Monday, December 24, 2007

Merry Christmas

"MERR-REY CHRIStmas! Come on IN!" our neighbor man said Sunday night as I stepped through his door offering a gift. He added, "We've ALL got the FLU!"

I handed him a bag and said, "OH! I just wanted to deliver a little Christmas treat. Hope you all feel better REAL soon!"

Quickly, I stepped back outside. He waved, "I'm sure we will."

Noah's bout with the bug had lasted a couple days: Thursday night to Saturday morning. Sunday morning everyone in our house was fine. But late that night, Isaac and Aaron felt wretched. Hours later, I felt the tight knot in my stomach. On Monday, the chills set in along with the other trouble.

"Bananas, Rice, Apples and Toast," I ticked off the "BRAT" diet as the boys hollered for something to soothe their hunger. Isaac took comfort in Aunt Else's tummy settler: thin slices of banana on toast. Dan alone seemed unaffected by the bug and left mid-afternoon to warm up with the choir for the 4 pm Candle Light service. I conceded: No fancy Christmas Eve dinner.

Instead I decided on a simple, yet traditional, meal of rice porridge... made from scratch but based on ingredients and methods, I'd memorized from packaged Norwegian fare.

1-1/2 cups of rice
2 cups water
5 cups of milk
1 teaspoon butter
1 teaspoon vanilla sugar
1/2 teaspoon salt

Put all ingredients in a kettle, stir and bring to a boil. Simmer 30-45 minutes, stirring occasionally, until rice in very tender. If desired, thin by adding milk. Serve in a bowl with sprinkles of cinnamon and sugar and topped with a pad of butter.

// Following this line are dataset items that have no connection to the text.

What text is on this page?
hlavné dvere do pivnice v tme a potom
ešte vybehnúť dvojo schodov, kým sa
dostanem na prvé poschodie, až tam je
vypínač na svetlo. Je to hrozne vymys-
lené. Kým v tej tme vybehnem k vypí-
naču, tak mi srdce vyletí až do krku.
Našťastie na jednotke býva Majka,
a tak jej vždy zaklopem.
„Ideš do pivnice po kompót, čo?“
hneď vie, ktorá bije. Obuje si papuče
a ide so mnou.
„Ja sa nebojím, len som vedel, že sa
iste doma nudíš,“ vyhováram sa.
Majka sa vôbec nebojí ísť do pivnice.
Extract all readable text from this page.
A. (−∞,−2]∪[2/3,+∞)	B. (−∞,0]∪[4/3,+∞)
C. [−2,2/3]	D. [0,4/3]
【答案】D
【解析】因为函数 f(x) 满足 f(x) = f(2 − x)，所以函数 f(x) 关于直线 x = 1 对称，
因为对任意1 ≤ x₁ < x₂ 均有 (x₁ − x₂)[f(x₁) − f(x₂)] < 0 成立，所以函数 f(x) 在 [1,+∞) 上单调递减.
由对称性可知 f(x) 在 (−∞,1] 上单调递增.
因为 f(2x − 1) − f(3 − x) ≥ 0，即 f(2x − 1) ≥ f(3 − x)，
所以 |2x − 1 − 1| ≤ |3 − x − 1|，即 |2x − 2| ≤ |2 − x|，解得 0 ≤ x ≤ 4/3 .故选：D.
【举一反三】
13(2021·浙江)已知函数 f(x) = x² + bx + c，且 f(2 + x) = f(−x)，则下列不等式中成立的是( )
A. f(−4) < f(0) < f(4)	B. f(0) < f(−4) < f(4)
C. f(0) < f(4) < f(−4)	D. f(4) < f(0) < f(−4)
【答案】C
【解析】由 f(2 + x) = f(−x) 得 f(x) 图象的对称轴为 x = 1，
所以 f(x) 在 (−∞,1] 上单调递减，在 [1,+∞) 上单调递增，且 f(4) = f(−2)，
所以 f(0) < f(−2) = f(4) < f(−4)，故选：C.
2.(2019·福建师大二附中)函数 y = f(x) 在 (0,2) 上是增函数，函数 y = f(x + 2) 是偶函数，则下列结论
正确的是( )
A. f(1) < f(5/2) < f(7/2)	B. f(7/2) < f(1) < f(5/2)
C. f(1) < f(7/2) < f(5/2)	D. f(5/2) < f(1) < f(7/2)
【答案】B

I figured these measurements would allow six servings – an extra bowl for Noah to leave out for the nisse. Ancient Norwegian tradition holds that this gnome-like creature (pictured above on the placemat) properly care takes rural homesteads for a bowl of rice porridge offered each Christmas. Should the residents forget, the nisse then plays tricks – dumping over buckets of milk, tying knots in ropes or impeding other daily duties – on them throughout the next year.

I thought: Why press our luck? With Noah's tricks, who'd knowingly risk a nisse's?

For extra fun, I boiled a small pot of water, scalded a whole almond, peeled off the husk and stirred it into the rice porridge. Next I took a bottle of black-currant concentrate and mixed up a pitcher of juice.

"What's that I smell?" Isaac asked coming up from the family room. "Rice porridge? Mmmm."

We dished up when Dan returned from the service. Isaac was about to take a bite when I said, "WAIT!"

Isaac grinned, "Did you put an almond in this?"

"Yep," I said. He wagered, "Whoever gets the almond is the footstool!"

I countered, "Actually, I had a present for the person to open."

"Aw," Isaac said. I offered, "But, we can do it your way."

(Our boys know these rule variations which I'd learned with my Norwegian host family.) Aaron interrupted, "What's the present?"

"You'll just have to see," I said. "How about we do both ways? The person who gets the almond must first be the footstool and then can open the present?"

All agreed. On the second bite, Isaac announced, "I got the almond."

"Next time, I bet you'll won't speak so quickly," I teased as Isaac crawled under the table into his footstool position.

Later when we gathered in the family room to open and use the gift – a DVD movie called "The Nativity" – Isaac replied "You're right! MER-RY CHRIStmas!"

The intonation reminded me of our neighbor man and so I recounted my visitation story ending: "Come on in! We've all got the flu."